In eight years, only one lawmaker, then Massachusetts state Sen. Michael W. Morrissey, has formally introduced the bill into a committee. It took three years, but on March 2, 2010, Hess and 16 other intactivists testified in favor of the bill at a public hearing before the Massachusetts Senate Joint Committee on the Judiciary. Three people testified against it, including one representative from Christians and Jews United for Israel. The committee rejected the bill and it expired at the end of the legislative term.
In 2011, the MGM Bill was again submitted to federal lawmakers as well as legislators in 14 different states. But in 2010, Hess had decided to try a new tactic: city-based ballot initiatives.
Lloyd Schofield, the proponent of the San Francisco ballot measure that could ban circumcision in the city, went to his first NOCIRC symposium in July 2010 in Berkeley. Hess was there, but Schofield doesn’t remember talking to him. “I think I just shook his hand,” Schofield said in a recent interview.
Schofield refuses to talk about himself much and wouldn’t even confirm the information he apparently gave to a San Francisco Chronicle reporter (who also found him somewhat reticent) in November 2010.

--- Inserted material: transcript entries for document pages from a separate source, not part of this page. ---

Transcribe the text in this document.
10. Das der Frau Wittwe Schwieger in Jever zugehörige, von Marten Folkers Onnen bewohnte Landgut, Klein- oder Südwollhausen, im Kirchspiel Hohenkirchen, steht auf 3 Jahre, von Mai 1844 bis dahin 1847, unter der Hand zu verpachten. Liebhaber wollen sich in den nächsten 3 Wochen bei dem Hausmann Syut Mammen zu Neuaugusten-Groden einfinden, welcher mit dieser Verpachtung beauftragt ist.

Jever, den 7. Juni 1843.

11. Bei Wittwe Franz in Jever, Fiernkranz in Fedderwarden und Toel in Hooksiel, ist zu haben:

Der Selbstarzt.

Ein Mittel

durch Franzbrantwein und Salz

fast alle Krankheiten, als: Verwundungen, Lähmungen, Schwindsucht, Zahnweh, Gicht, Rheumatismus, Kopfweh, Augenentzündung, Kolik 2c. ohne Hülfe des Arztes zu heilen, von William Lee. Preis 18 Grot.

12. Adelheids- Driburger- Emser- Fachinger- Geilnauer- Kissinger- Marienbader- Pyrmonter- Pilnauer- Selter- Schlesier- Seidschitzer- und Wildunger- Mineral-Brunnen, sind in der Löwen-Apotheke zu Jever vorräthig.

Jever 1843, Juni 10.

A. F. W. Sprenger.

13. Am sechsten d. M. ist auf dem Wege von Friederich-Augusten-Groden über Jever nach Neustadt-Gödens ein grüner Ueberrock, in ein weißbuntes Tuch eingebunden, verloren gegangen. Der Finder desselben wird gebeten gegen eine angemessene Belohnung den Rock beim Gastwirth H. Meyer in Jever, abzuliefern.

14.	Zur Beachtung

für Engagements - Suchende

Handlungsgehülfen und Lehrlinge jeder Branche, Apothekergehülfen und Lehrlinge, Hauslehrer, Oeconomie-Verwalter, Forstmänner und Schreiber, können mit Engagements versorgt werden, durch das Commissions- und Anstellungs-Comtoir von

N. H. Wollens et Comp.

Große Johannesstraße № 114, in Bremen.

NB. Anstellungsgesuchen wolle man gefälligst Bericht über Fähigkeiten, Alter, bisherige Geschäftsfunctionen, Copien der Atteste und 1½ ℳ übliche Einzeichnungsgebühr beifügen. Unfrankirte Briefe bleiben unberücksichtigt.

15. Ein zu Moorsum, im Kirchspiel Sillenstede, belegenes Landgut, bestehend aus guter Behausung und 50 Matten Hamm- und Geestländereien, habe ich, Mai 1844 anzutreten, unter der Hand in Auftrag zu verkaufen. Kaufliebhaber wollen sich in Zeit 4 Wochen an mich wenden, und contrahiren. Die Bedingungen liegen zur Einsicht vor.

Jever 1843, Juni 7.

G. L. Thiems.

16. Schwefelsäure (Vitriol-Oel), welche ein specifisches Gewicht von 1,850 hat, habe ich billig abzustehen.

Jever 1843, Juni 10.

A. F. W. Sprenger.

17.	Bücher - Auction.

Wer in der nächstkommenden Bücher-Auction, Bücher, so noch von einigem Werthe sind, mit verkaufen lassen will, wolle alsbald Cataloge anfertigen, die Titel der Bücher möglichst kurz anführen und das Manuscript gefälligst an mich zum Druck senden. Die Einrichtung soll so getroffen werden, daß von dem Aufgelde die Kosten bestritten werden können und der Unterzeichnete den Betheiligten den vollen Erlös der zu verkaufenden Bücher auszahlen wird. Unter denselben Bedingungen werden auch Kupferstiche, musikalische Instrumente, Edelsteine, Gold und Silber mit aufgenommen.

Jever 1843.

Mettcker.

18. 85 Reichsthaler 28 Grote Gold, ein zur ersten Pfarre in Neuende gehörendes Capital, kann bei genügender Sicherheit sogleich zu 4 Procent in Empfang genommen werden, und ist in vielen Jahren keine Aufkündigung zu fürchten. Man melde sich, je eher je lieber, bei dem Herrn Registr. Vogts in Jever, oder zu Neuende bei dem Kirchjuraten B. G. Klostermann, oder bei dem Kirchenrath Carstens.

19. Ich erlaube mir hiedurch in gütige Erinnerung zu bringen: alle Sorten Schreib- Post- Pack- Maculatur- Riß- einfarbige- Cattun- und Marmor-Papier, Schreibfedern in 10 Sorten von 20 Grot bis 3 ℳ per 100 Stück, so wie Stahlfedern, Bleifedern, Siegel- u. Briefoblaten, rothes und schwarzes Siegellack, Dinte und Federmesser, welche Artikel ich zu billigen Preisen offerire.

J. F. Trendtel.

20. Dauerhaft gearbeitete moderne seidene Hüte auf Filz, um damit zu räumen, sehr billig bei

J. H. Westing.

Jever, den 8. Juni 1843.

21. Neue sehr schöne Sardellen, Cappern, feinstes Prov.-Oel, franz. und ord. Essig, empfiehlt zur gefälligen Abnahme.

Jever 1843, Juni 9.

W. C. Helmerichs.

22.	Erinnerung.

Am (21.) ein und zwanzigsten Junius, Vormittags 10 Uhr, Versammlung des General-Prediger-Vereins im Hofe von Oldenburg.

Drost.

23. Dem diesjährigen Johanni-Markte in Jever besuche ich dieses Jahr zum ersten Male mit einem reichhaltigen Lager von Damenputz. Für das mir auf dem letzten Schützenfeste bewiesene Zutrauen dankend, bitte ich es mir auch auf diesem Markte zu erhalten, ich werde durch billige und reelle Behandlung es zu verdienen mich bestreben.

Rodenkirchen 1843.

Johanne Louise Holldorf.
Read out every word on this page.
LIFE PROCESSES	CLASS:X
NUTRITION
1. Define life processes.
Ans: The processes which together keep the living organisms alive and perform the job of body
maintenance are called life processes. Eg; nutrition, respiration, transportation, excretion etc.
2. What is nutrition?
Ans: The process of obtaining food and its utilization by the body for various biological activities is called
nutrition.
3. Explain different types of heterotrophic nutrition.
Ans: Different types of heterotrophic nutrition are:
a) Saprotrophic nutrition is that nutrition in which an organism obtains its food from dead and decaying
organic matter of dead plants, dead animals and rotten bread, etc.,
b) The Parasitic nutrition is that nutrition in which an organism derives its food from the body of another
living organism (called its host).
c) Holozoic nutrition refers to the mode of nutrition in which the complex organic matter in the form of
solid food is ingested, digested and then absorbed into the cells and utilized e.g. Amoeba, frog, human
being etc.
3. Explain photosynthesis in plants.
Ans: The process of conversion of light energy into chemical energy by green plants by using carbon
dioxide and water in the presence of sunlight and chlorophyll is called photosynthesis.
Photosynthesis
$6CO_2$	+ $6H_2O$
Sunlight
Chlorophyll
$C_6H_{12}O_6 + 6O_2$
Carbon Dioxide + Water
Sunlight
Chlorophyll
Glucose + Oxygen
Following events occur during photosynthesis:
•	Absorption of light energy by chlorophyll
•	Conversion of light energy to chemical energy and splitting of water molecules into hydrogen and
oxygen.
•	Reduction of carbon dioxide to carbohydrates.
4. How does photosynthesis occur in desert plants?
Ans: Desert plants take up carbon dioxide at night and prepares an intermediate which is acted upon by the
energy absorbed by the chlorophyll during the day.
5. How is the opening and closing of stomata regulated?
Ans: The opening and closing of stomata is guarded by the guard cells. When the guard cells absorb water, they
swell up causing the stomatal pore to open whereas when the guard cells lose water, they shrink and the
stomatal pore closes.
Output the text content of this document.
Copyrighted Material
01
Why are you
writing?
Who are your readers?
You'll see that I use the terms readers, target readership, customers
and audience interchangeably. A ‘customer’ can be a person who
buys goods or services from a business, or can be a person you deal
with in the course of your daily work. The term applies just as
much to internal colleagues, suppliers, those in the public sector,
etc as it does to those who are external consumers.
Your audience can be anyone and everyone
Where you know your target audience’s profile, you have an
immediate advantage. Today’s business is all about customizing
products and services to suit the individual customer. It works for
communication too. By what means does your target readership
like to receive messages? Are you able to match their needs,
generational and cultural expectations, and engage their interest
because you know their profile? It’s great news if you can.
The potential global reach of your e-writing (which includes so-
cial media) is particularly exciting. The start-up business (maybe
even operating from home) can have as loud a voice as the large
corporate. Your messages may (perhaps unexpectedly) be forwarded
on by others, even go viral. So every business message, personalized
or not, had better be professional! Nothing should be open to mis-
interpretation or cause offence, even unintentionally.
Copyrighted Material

“So who is Schofield?” the Chronicle’s Heather Knight wrote. “He won’t say much other than that he’s a 58-year-old who used to work for a ‘major hotel chain.’ He lives with his partner near Buena Vista Park, and they have no children. His Facebook page notes he’s a fan of ‘The WHOLE Network,’ ‘Bring Back Saving Penises’ and ‘Catholics Against Circumcision.’ But don’t bother asking whether he had the procedure done himself.”
Schofield, who was raised Baptist, said he didn’t have to think much about circumcision. “I just knew this was wrong all my life,” he said.
Schofield said he thinks Marilyn Milos, the Bay Area founder of NOCIRC and the godmother of the intactivist movement, recommended him to be the San Francisco proponent for the MGM ballot initiative.
“I don’t think I was the first choice,” Schofield said, but he and Hess talked and e-mailed a few times, and eventually Schofield agreed to serve as proponent. Schofield didn’t do much of the collecting of signatures, and the first time he and Hess ever spoke to one another in person was on the morning of April 26, the day that they — along with Milos and others — delivered the more than 12,000 signatures that had been collected in support of the San Francisco circumcision ban to the office of the city’s department of elections.
On May 18, 2011, San Francisco city officials announced that the ballot measure that Hess had written and that Schofield had put forward for San Francisco had qualified for inclusion on the November ballot.
The next day, in solidarity with Schofield, and in memory of Jamaal Coleson Jr., the toddler who died after being circumcised in New York, Troutman submitted her ballot initiative to the Santa Monica City Clerk.
“I think I talked to him once,” Troutman said of her contact with Hess. Hess modified the text of the ballot initiative to make it appropriate for the City of Santa Monica. All Troutman had to do was download the file.
“I printed out the papers,” Troutman said, and took them to City Hall. “It took me five minutes to submit.”